Il y a l’idée, fausse mais entretenue par tous ceux qui en profitent, qu’il n’y a rien de possible entre le libéralisme économique et le défunt communisme. Ce qui est faux, bien entendu. Mais ce mensonge protège les intérêts des rapaces qui détiennent le vrai pouvoir occulte, celui de la finance, vous savez, ceux qui n’en ont jamais assez et jamais trop....

Il y a aussi ce que l’on pourrait appeler "le conformisme culturel", hérité d’un lointain passé et qui fait considérer comme "naturel" et immuable ce qu’on a toujours connu, comme la société structurée en riches et en pauvres, avec, entre les deux, une classe moyenne.
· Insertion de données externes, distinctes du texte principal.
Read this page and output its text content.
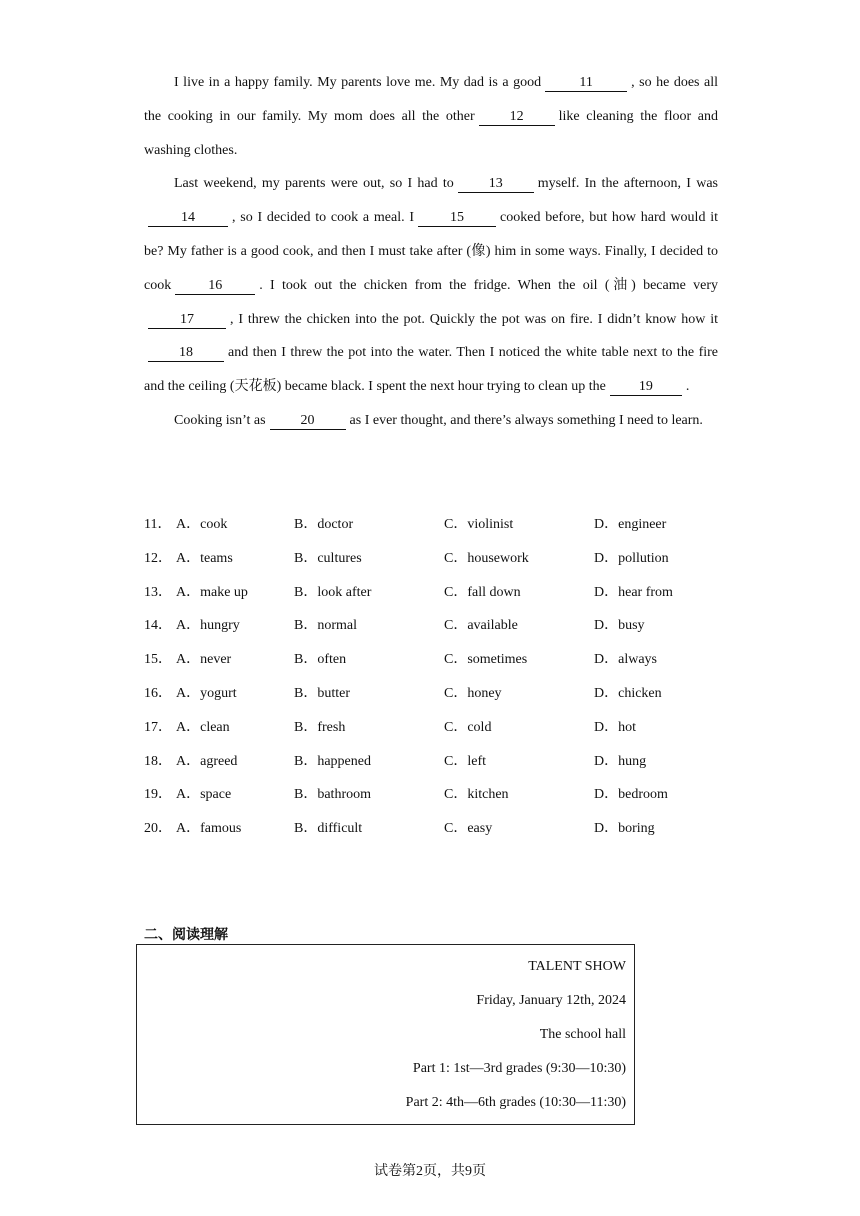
I live in a happy family. My parents love me. My dad is a good	11	, so he does all the cooking in our family. My mom does all the other	12	like cleaning the floor and washing clothes.

Last weekend, my parents were out, so I had to	13	myself. In the afternoon, I was14	, so I decided to cook a meal. I	15	cooked before, but how hard would it be? My father is a good cook, and then I must take after (像) him in some ways. Finally, I decided to cook	16	. I took out the chicken from the fridge. When the oil (油) became very17	, I threw the chicken into the pot. Quickly the pot was on fire. I didn’t know how it18	and then I threw the pot into the water. Then I noticed the white table next to the fire and the ceiling (天花板) became black. I spent the next hour trying to clean up the 19 .

Cooking isn’t as	20	as I ever thought, and there’s always something I need to learn.

11． A．cook	B．doctor	C．violinist	D．engineer
12． A．teams	B．cultures	C．housework	D．pollution
13． A．make up	B．look after	C．fall down	D．hear from
14． A．hungry	B．normal	C．available	D．busy
15． A．never	B．often	C．sometimes	D．always
16． A．yogurt	B．butter	C．honey	D．chicken
17． A．clean	B．fresh	C．cold	D．hot
18． A．agreed	B．happened	C．left	D．hung
19． A．space	B．bathroom	C．kitchen	D．bedroom
20． A．famous	B．difficult	C．easy	D．boring
二、阅读理解
TALENT SHOW
Friday, January 12th, 2024
The school hall
Part 1: 1st—3rd grades (9:30—10:30)
Part 2: 4th—6th grades (10:30—11:30)
试卷第2页，共9页
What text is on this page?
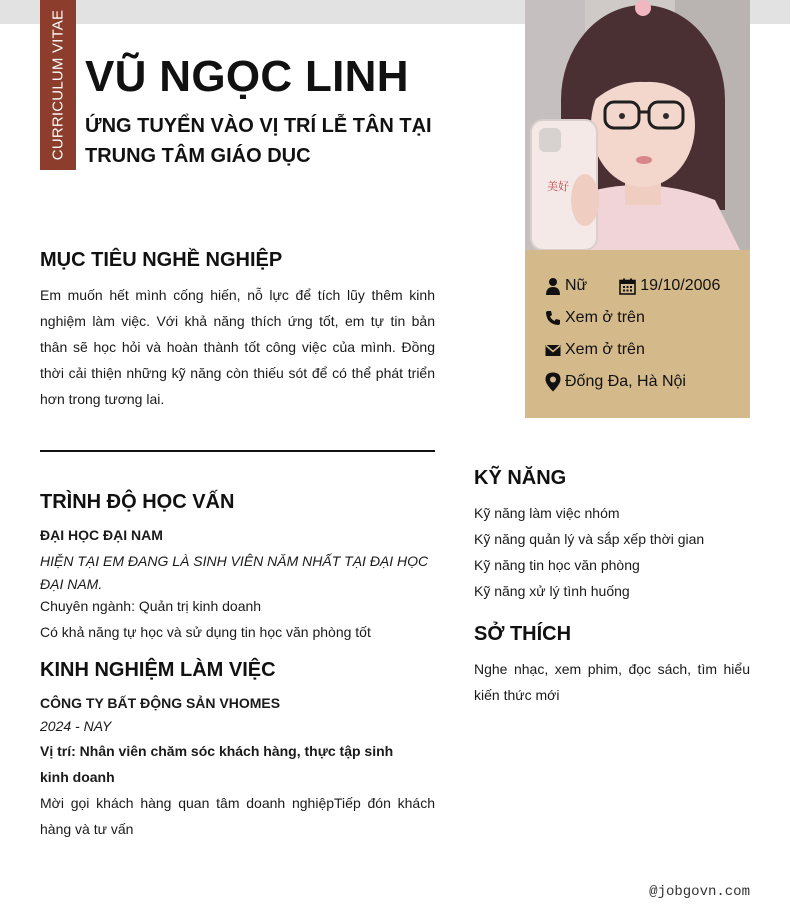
CURRICULUM VITAE VŨ NGỌC LINH
ỨNG TUYỂN VÀO VỊ TRÍ LỄ TÂN TẠI TRUNG TÂM GIÁO DỤC
美好
Nữ	19/10/2006
Xem ở trên
Xem ở trên
Đống Đa, Hà Nội
MỤC TIÊU NGHỀ NGHIỆP
Em muốn hết mình cống hiến, nỗ lực để tích lũy thêm kinh nghiệm làm việc. Với khả năng thích ứng tốt, em tự tin bản thân sẽ học hỏi và hoàn thành tốt công việc của mình. Đồng thời cải thiện những kỹ năng còn thiếu sót để có thể phát triển hơn trong tương lai.
TRÌNH ĐỘ HỌC VẤN
ĐẠI HỌC ĐẠI NAM
HIỆN TẠI EM ĐANG LÀ SINH VIÊN NĂM NHẤT TẠI ĐẠI HỌC ĐẠI NAM.
Chuyên ngành: Quản trị kinh doanh
Có khả năng tự học và sử dụng tin học văn phòng tốt
KINH NGHIỆM LÀM VIỆC
CÔNG TY BẤT ĐỘNG SẢN VHOMES
2024 - NAY
Vị trí: Nhân viên chăm sóc khách hàng, thực tập sinh kinh doanh
Mời gọi khách hàng quan tâm doanh nghiệpTiếp đón khách hàng và tư vấn
KỸ NĂNG
Kỹ năng làm việc nhóm
Kỹ năng quản lý và sắp xếp thời gian
Kỹ năng tin học văn phòng
Kỹ năng xử lý tình huống
SỞ THÍCH
Nghe nhạc, xem phim, đọc sách, tìm hiểu kiến thức mới
@jobgovn.com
Cette classe moyenne, consciente de ses petits privilèges lorsqu’elle se compare à la classe inférieure misérable, est le meilleur soutien du système dominant.
Un autre soutien de la structure traditionnelle de la société, ce sont les religions et particulièrement les monothéistes, qui ont toujours pactisé implicitement avec les pouvoirs en place (et explicitement au temps des royautés), en valorisant spirituellement la pauvreté à laquelle on a fait miroiter l’espoir d’un éden futur et hypothétique...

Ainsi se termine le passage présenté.